Without comic relief we’d explode into hatred, depression and god knows what else. The best way to handle life’s nasty is to laugh at it. You can’t stop a war but you can advocate to stop it. If I want people to listen, I know I need to get off my high horse as “bleeding heart humanitarian” and produce something entertaining. We’re all struggling though life whether you live in a small town in the US working two jobs and barely making ends meet or living in a refugee camp where water seeps into your tent in winter and you hardly have food to eat. People need comic relief.
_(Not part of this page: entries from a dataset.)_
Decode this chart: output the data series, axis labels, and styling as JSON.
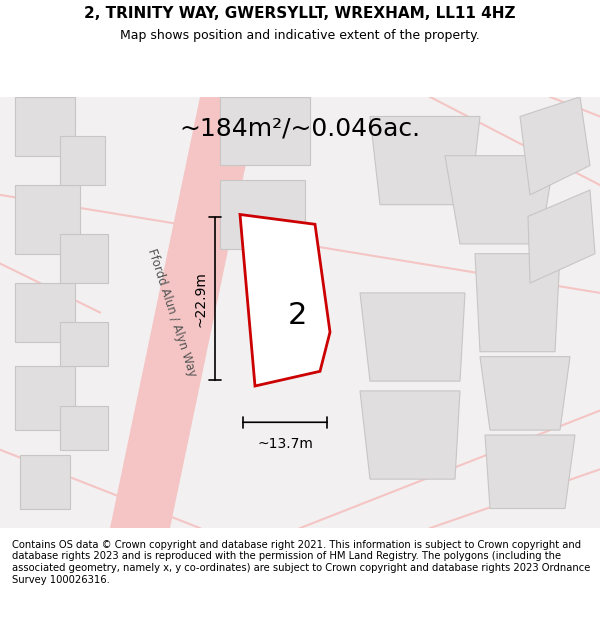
{
  "title": "2, TRINITY WAY, GWERSYLLT, WREXHAM, LL11 4HZ",
  "subtitle": "Map shows position and indicative extent of the property.",
  "area_text": "~184m²/~0.046ac.",
  "dim_height": "~22.9m",
  "dim_width": "~13.7m",
  "label_number": "2",
  "footer": "Contains OS data © Crown copyright and database right 2021. This information is subject to Crown copyright and database rights 2023 and is reproduced with the permission of HM Land Registry. The polygons (including the associated geometry, namely x, y co-ordinates) are subject to Crown copyright and database rights 2023 Ordnance Survey 100026316.",
  "bg_color": "#f0eeee",
  "map_bg": "#f0eeee",
  "road_color": "#f5c5c5",
  "building_fill": "#e0dede",
  "building_edge": "#c8c5c5",
  "red_plot_color": "#cc0000",
  "plot_fill": "#ffffff",
  "title_fontsize": 11,
  "subtitle_fontsize": 9,
  "area_fontsize": 18,
  "footer_fontsize": 7.2
}
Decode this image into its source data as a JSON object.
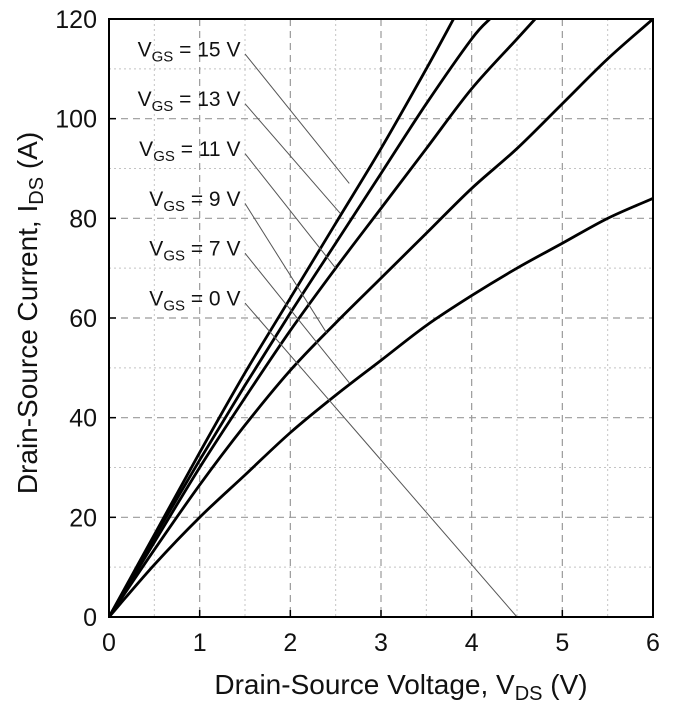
{
  "chart_data": {
    "type": "line",
    "xlabel": {
      "main": "Drain-Source Voltage, V",
      "sub": "DS",
      "unit": " (V)"
    },
    "ylabel": {
      "main": "Drain-Source Current, I",
      "sub": "DS",
      "unit": " (A)"
    },
    "xlim": [
      0,
      6
    ],
    "ylim": [
      0,
      120
    ],
    "x_ticks": [
      "0",
      "1",
      "2",
      "3",
      "4",
      "5",
      "6"
    ],
    "y_ticks": [
      "0",
      "20",
      "40",
      "60",
      "80",
      "100",
      "120"
    ],
    "grid": true,
    "series": [
      {
        "name": "15 V",
        "label_main": "V",
        "label_sub": "GS",
        "label_value": " = 15 V",
        "x": [
          0,
          0.5,
          1,
          1.5,
          2,
          2.5,
          3,
          3.5,
          3.8
        ],
        "y": [
          0,
          16.5,
          33,
          49,
          64,
          79,
          94,
          110,
          120
        ]
      },
      {
        "name": "13 V",
        "label_main": "V",
        "label_sub": "GS",
        "label_value": " = 13 V",
        "x": [
          0,
          0.5,
          1,
          1.5,
          2,
          2.5,
          3,
          3.5,
          4,
          4.2
        ],
        "y": [
          0,
          16,
          31.5,
          46.5,
          61,
          75,
          89,
          103,
          116,
          120
        ]
      },
      {
        "name": "11 V",
        "label_main": "V",
        "label_sub": "GS",
        "label_value": " = 11 V",
        "x": [
          0,
          0.5,
          1,
          1.5,
          2,
          2.5,
          3,
          3.5,
          4,
          4.5,
          4.7
        ],
        "y": [
          0,
          15,
          30,
          44,
          57.5,
          70,
          82,
          94,
          106,
          116,
          120
        ]
      },
      {
        "name": "9 V",
        "label_main": "V",
        "label_sub": "GS",
        "label_value": " = 9 V",
        "x": [
          0,
          0.5,
          1,
          1.5,
          2,
          2.5,
          3,
          3.5,
          4,
          4.5,
          5,
          5.5,
          6
        ],
        "y": [
          0,
          13.5,
          26.5,
          38.5,
          49.5,
          59,
          68,
          77,
          86,
          94,
          103,
          112,
          120
        ]
      },
      {
        "name": "7 V",
        "label_main": "V",
        "label_sub": "GS",
        "label_value": " = 7 V",
        "x": [
          0,
          0.5,
          1,
          1.5,
          2,
          2.5,
          3,
          3.5,
          4,
          4.5,
          5,
          5.5,
          6
        ],
        "y": [
          0,
          10.5,
          20,
          28.5,
          37,
          44.5,
          51.5,
          58.5,
          64.5,
          70,
          75,
          80,
          84
        ]
      },
      {
        "name": "0 V",
        "label_main": "V",
        "label_sub": "GS",
        "label_value": " = 0 V",
        "x": [],
        "y": []
      }
    ],
    "annotations": [
      {
        "series": "15 V",
        "label_x": 1.45,
        "label_y": 112.5,
        "anchor_x": 1.5,
        "anchor_y": 113,
        "target_x": 2.65,
        "target_y": 87
      },
      {
        "series": "13 V",
        "label_x": 1.45,
        "label_y": 102.5,
        "anchor_x": 1.5,
        "anchor_y": 103,
        "target_x": 2.55,
        "target_y": 81
      },
      {
        "series": "11 V",
        "label_x": 1.45,
        "label_y": 92.5,
        "anchor_x": 1.5,
        "anchor_y": 93,
        "target_x": 2.5,
        "target_y": 70
      },
      {
        "series": "9 V",
        "label_x": 1.45,
        "label_y": 82.5,
        "anchor_x": 1.5,
        "anchor_y": 83,
        "target_x": 2.4,
        "target_y": 57
      },
      {
        "series": "7 V",
        "label_x": 1.45,
        "label_y": 72.5,
        "anchor_x": 1.5,
        "anchor_y": 73,
        "target_x": 2.65,
        "target_y": 47
      },
      {
        "series": "0 V",
        "label_x": 1.45,
        "label_y": 62.5,
        "anchor_x": 1.5,
        "anchor_y": 63,
        "target_x": 4.5,
        "target_y": 0
      }
    ]
  }
}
I remember the work of Lebanese filmmaker Dalia Al Kuri from 2008 “Smile you’re in South Lebanon” and how she made me laugh to tears then I instantly felt guilty because the topic was actually quite grim.

What did you discover about yourself (and Iraq, and stories) while attempting to write the future? 

That I had it in me to write in that genre. I’ve never used my imagination to create a new reality like in Kahramana. My imagination works in the sense that I’m good at describing sights, sounds and impressions of life as I live and see it. This is the first time I picture an imaginary universe and not one I’ve lived in and obsessively observed.

Do you see yourself writing SFF again? 

Now that it’s clicked in it, yes I think so. It’s still a step out of my comfort zone though.

How do you feel about this story being translated into Arabic, and the life it will have in another language?

I think it’s exciting. Literature, be it fiction or poetry is the most honest, if not the only honest, way to be exposed to other cultures. Yes there’s news and documentaries, etc. But reading the literature of another culture written by that culture, in a genre that lets the imagination run wild, will give one an inside perspective that is honest and has no agenda like news. In the end no writer wants to preach to his or her own choir and we all want to send our messages across to the universe.

Have you read the other stories in the collection?  Was there a moment that struck you?

I’m still reading through it, so I’d have to finish it before I answer that question. I’ve reached Ali Bader’s “The Corporal.” I find the moment the corporal was shot in the forehead and his relationship with his shooter to resonate with me. He doesn’t hold a grudge against the man who killed him, and, soldier to solider, compliments him for a good shot. I found that very strange and hard to digest – and I mean that as a compliment.